Each of the six lessons followed a similar script. First, the teacher told the students that they would be solving problems. Next, the teacher reminded the students of the four steps (1. understand the problem; 2. make a plan; 3. execute the plan; and 4. verify the answer.) that are used to solve a problem. Then the teacher presented a problem and modelled applying the four steps to solve the problem (with or without the involvement of the class). Finally, the teacher reviewed the steps just done. It should be noted that these steps are not mentioned in the RAMP teacher guide but are instead the way in which problems have been treate for the last many years.

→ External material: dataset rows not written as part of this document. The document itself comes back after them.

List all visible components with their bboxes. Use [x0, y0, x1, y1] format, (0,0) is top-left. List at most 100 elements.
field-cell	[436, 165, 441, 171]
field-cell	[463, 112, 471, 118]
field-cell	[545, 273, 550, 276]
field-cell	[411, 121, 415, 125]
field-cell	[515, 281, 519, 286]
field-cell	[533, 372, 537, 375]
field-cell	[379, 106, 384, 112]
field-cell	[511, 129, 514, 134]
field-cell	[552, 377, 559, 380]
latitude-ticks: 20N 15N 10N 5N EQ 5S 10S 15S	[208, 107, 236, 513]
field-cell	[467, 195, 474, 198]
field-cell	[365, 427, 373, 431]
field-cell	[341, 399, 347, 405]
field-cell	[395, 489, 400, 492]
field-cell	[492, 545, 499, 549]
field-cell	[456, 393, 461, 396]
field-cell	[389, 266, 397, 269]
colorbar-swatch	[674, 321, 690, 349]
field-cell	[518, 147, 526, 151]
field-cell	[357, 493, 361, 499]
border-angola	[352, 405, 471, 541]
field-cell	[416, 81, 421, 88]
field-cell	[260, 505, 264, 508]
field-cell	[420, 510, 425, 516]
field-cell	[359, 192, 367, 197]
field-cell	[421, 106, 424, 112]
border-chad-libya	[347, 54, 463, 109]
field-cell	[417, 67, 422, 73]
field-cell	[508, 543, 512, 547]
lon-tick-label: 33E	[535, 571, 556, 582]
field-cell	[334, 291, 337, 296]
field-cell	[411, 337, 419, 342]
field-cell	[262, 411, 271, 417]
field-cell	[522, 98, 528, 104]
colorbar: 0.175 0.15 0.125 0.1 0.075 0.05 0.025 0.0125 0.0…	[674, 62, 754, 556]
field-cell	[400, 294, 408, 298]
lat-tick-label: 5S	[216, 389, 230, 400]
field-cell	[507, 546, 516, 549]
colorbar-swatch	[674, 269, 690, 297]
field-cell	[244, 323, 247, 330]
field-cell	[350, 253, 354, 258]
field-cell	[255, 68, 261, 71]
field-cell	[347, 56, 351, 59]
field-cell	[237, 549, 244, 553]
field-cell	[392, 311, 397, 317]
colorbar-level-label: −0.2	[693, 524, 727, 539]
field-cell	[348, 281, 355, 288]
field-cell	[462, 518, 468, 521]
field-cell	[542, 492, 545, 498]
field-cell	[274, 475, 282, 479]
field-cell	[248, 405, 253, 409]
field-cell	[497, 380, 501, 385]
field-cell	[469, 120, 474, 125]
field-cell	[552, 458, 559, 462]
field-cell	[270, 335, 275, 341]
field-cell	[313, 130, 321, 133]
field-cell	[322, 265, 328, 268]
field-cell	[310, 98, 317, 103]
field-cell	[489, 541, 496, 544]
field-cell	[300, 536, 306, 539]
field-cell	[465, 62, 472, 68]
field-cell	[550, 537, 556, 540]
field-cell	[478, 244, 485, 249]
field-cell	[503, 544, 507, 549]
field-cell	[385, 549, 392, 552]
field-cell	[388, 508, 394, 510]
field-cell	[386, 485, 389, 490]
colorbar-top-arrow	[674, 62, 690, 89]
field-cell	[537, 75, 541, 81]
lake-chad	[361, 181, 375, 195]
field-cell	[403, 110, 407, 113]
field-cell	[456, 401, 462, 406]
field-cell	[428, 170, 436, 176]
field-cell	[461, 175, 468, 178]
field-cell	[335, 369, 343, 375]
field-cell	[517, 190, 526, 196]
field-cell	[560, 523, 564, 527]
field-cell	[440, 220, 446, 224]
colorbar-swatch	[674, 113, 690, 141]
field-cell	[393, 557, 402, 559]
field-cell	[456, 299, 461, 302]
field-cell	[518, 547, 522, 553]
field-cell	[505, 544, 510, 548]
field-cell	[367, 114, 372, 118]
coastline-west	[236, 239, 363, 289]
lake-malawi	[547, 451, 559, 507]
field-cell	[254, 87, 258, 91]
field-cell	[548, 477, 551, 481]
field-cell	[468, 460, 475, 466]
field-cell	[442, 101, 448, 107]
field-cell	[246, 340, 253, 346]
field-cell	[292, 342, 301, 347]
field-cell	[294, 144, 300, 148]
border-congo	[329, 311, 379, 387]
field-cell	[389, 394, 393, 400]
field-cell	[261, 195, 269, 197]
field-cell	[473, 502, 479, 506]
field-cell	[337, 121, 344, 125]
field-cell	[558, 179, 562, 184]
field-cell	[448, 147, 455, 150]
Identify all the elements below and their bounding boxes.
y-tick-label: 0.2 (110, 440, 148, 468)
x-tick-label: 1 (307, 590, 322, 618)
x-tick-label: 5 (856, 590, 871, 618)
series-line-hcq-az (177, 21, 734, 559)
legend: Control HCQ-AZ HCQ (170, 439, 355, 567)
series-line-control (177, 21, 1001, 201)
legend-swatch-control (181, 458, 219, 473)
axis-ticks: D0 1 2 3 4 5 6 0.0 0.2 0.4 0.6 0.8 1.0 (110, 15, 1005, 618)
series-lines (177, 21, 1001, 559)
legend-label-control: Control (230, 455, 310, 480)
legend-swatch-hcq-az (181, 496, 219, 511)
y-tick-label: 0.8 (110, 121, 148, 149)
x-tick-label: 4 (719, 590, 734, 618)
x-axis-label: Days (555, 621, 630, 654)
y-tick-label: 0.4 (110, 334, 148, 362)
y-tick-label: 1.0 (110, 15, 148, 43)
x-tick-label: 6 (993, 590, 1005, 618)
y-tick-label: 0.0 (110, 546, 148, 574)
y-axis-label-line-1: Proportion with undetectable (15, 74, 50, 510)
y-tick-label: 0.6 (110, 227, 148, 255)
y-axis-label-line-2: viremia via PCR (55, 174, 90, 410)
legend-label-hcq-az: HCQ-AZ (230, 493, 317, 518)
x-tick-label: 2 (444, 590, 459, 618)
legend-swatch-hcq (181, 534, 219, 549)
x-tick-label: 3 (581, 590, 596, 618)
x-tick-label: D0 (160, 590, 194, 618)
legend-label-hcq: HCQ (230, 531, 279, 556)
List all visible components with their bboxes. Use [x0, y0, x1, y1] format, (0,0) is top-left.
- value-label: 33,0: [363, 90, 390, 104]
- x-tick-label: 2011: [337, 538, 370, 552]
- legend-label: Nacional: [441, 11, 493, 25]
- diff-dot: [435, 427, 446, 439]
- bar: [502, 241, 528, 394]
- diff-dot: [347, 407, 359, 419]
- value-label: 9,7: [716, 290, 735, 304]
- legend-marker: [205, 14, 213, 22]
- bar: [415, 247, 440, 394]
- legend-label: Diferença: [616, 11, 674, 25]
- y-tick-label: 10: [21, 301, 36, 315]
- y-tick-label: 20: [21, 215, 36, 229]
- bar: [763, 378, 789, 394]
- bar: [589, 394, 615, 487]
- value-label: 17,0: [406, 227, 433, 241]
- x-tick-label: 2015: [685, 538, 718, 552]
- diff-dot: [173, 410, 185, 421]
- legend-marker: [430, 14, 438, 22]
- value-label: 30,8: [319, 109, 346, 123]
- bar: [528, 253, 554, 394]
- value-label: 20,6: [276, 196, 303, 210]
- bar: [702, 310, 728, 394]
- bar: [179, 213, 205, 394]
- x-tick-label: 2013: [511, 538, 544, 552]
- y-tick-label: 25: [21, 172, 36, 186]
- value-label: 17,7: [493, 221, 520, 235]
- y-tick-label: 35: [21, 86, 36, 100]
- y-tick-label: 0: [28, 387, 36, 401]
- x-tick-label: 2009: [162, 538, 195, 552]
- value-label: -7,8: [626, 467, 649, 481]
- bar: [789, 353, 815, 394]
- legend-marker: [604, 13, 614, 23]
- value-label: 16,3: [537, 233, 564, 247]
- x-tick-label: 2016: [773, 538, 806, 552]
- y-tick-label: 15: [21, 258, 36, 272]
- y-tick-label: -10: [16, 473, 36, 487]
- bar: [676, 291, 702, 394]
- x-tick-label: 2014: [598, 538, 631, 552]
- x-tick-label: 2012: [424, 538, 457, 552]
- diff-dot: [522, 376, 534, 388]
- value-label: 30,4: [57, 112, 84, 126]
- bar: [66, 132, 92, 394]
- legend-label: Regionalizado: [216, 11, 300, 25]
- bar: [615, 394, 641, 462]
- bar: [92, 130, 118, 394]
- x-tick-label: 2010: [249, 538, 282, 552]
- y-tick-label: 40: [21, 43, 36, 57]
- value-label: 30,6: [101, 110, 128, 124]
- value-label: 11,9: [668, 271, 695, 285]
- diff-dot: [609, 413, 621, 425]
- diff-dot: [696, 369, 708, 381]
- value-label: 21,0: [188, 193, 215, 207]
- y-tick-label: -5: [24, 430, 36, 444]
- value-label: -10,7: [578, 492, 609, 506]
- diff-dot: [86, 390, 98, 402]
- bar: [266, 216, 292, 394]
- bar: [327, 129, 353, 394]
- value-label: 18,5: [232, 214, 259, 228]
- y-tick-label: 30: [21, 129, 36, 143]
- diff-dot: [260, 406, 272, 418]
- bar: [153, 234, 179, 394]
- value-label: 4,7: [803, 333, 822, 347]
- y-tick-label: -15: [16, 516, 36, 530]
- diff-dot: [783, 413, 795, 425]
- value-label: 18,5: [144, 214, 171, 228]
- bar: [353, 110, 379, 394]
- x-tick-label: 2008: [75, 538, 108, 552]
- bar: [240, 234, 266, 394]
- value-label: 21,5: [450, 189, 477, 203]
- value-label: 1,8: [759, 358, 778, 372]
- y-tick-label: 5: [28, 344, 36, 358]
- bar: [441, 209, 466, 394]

In four of the six lessons observed, the teacher also used the gradual release of responsibility model (“I do, We do, You do”) to structure the lesson. While this model is not mentioned in the RAMP mathematics materials, it does form an integral part of the RAMP approach to developing foundational skills for reading—skills such as phonemic awareness and letter sounds
In observing the lessons, however, it became clear that “making a plan” constituted translating the problem into a mathematical expression and doing the associated arithmetic to solve the mathematical equation. In almost all of the classes, the teacher wrote the problem on the board and either used a different color to highlight the numbers in the problem or circled the numbers in the problem. One teacher wrote a problem on the board (with the two numbers circled in red) and then said: “Let us see who the smartest child in this class is.” After discussing the problem briefly she went on: “Now we need to make a plan. What operation should we use: plus, minus, divide, or multiply? In this case we will use minus. How do we know that we should use minus?” Another teacher started her lesson by saying: “Today we will be doing subtraction problems,” and then proceeded to pose the problem. The lesson was not about sense making— the teacher told the class that the problems were subtraction problems. The lesson was also not about making a plan, and in so doing, developing a more sophisticated computational method. The lesson was simply about translating a situation (problem) into an equation and solving the equation.
The observed lessons suggest that most of the teachers had (1) assimilated some of the RAMP methodology into their existing practices; (2) recognized the value of the RAMP philosophy, even if the implementation fell short of the vision—e.g., they had recognized the possibility of a range of problem-solving approaches, even if they taught these rather than looking out for them in the work of the children; (3) provided differentiated support to the children in their class; and (4) tried to give students greater responsibility for their learning, even if it was through the misplaced implementation of the gradual release of responsibility (the “I do, We do, You do” model).